We went from “express yourself!” to “pull your pants up!” in one generation. Everything including thought would be privatized, corporatized, surveilled and quantified. Everything has its price. For how much will we sell our university to the corporatists? For less than a six-figure salary?

This is a call to dialogue and action. We have witnessed the erosion of our campus from a university to a business. We are witnessing a hostile takeover; a slow death. The shenanigans of the Board of Trustees in the Spring of 2008 whereby the decision to name our own leaders was stolen from the faculty, students and staff of the university was the latest in a long line of maneuvers that has brought corporate think to the university. Faculty and staff see cuts and layoffs (‘right-sizing,’ the preferred euphemism of the professional administrative class), departments and programs are threatened with closing, staff is made to work harder for the same pay and then ordered to pay more just to park, decisions in areas of faculty expertise such as faculty hiring and appointing of chairs and deans are made by non-faculty entities and there is talk of ending tenure. Moreover, there is an attack on faculty and students. Everything that is wrong with the university according to corporate speak results from lazy and irresponsible students or incompetent faculty. Chairs and Deans have been asked to ramp up surveillance of faculty making sure we are in our classrooms during posted class times. Besides turning scholars into cops, such directives illustrate the professional administrative class’ low level of understanding of teaching and learning.

[Sidebar] What does informal dress have to do with learning? In the dozens of classes involving thousands of students that I have taught over nearly two decades learning has never been disrupted because a student dressed provocatively or poorly. Those who claim learning is hindered as a result of student dress should re-evaluate. Perhaps, it is only you who can not think when a student wears provocative clothes or is dressed down. For myself, I think best when I’m in my pajamas. This raises the questions: Whose university is this? Who should have the power to enact regulations over expression? Are we really ready for another lawsuit? What’s next? Standard American English-only? Bans on long fingernails and hair extensions? A finishing school?

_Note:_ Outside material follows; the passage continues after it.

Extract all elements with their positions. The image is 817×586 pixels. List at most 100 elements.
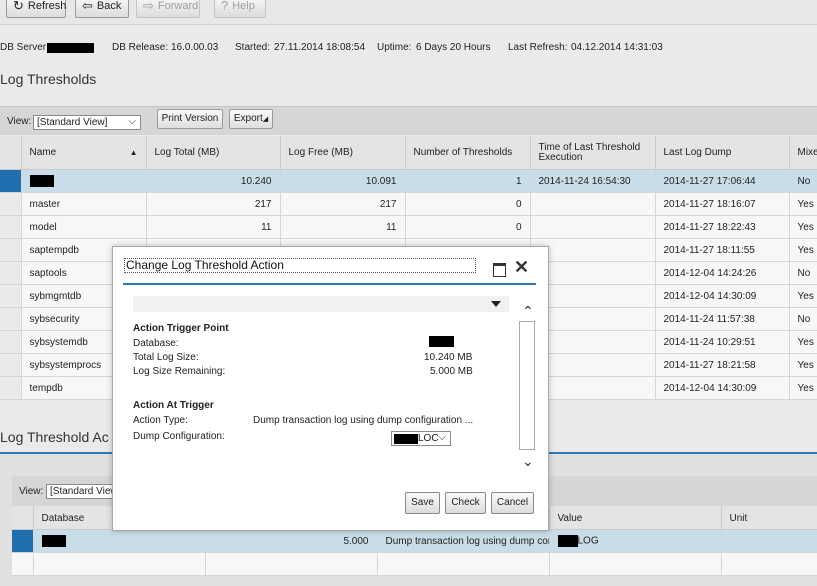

Yet, all is not lost. As the business model proves anathema to the university mission, more and more of us realize the problems. It seems time that faculty, staff, and students understand the nature of the university and the roles we play in it. We require the development of a coherent, cohesive, faculty, student and staff vision through democratic dialogue and consensus-building (which are anathema to the anti-democratic, hierarchical, capitalist ethics and organization touted by the business model). Last Fall nearly 500 members of the campus participated in a teach-in to begin the process. Many important ideas and relationships were forged. Can we continue this productive dialogue? Can we engage each other in dialogue and action to save the university?